El guerrero estaba perplejo frente a tamaña insensatez.
—No puede gobernarla en solitario —le apaciguó el otro—. Aunque, si recurriera a otros de su raza, quizá activaría las dos partes del Timón —reconoció—. No había pensado en esta posibilidad.
—¿Dónde está ahora? —gimió Caramon.
—Hice aterrizar la fortaleza en un enclave precioso, en las afueras de una ciudad que estábamos sobrevolando —fue la incompleta descripción de Tasslehoff—. Runce se encaprichó de ella, de la ciudadela, naturalmente, no de la ciudad así que le pregunté si la quería y, al repetir él que le hacía mucha ilusión, la posé en un terreno desocupado.

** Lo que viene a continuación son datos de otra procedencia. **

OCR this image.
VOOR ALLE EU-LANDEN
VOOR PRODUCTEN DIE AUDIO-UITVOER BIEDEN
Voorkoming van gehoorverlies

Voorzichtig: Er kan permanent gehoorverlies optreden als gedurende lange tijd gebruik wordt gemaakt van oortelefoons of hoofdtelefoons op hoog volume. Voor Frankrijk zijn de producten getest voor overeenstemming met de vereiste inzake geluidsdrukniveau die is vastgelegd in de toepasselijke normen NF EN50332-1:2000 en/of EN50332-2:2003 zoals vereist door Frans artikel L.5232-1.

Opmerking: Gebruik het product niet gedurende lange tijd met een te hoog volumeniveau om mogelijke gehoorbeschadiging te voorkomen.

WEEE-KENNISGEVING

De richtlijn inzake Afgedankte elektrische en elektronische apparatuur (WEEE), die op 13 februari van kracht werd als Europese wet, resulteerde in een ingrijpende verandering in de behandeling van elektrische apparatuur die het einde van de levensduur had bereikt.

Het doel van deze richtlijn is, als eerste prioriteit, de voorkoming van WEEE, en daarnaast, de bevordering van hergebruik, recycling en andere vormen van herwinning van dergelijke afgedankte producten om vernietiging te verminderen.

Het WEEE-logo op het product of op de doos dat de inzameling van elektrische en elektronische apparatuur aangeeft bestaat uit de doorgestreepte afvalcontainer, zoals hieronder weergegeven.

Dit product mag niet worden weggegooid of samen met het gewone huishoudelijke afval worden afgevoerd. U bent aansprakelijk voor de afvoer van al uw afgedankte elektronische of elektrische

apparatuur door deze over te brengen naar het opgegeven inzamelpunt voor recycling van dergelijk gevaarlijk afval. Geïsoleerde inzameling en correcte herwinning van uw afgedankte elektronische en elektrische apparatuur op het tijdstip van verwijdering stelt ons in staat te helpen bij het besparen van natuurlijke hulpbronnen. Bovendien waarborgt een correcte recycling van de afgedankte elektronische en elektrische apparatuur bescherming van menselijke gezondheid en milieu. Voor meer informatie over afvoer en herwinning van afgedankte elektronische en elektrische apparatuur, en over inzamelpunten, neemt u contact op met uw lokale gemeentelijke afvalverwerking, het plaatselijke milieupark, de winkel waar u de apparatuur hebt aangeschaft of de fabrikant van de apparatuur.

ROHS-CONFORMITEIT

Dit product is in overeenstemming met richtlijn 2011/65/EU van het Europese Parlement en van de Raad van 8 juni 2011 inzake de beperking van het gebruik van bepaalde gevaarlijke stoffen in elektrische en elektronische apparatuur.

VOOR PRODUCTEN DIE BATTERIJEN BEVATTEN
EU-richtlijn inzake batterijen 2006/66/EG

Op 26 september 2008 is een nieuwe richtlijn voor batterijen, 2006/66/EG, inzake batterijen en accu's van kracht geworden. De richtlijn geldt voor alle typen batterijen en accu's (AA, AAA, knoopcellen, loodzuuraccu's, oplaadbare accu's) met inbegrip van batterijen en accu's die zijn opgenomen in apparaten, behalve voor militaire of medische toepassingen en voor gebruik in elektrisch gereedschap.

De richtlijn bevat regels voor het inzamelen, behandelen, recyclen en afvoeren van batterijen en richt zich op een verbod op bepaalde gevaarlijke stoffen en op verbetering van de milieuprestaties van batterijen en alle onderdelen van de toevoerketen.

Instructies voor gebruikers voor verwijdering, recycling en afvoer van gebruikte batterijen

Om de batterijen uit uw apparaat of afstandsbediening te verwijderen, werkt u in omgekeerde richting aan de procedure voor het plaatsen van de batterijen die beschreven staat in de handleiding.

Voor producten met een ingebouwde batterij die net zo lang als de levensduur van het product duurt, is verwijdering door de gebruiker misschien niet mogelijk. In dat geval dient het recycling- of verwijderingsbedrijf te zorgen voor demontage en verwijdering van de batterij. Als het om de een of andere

»Nuestra llegada causó un enorme revuelo —continuó, jubiloso—. Un individuo salió a todo correr de su castillo, una mole que se izaba en una colina próxima a la llanura donde habíamos tomado tierra, e intentó expulsarnos arguyendo que aquélla era su hacienda y no teníamos derecho a plantar nuestra propia mansión. Montó un terrible alboroto, pero no me dejé amilanar y señalé que su alcázar no cubría más que una zona reducida del territorio, amén de impartirle ciertos consejos sobre el placer de compartir que, de haberme escuchado, le habrían resultado harto beneficiosos. Runce, que nada entiende de reyertas ni de tácticas, le dijo que instalaría en la ciudadela al clan Burp para vivir allí todos juntos, y el hombre de las protestas sufrió un ataque de nervios que obligó a sus servidores a recogerlo y acostarlo en sus aposentos. Los habitantes del burgo no tardaron en hacer un corro en nuestro derredor. Pero, pasada la primera emoción, me hastié de tantas demostraciones. Suerte que Ígneo Resplandor accedió a transportarme de regreso a Palanthas.
—¿Por qué no me he enterado yo antes de tan sorprendente historia? —indagó Caramon, realizando un esfuerzo para aparentar indignación.
—Ha sido un fallo involuntario —se excusó el kender—. Las cuitas que me han abrumado últimamente han eclipsado los hechos anecdóticos.
—Sí, Tas, me hago cargo —le calmó su amigo—. En lo concerniente a tu futuro —aventuró, convencido de que el vocablo «cuitas» englobaba una serie de cábalas sobre cómo debía orientar su existencia—, ayer te vi en secreto conciliábulo con otro kender y me planteé si no serías más feliz regresando a tu patria. Recuerdo que en un momento de sinceridad admitiste que sentías añoranza de Kendermore.
Una inusitada tristeza empañó las pupilas de Tasslehoff mientras, arropando su mano entre las palmas del gigantesco humano, le hacía partícipe de un reciente descubrimiento.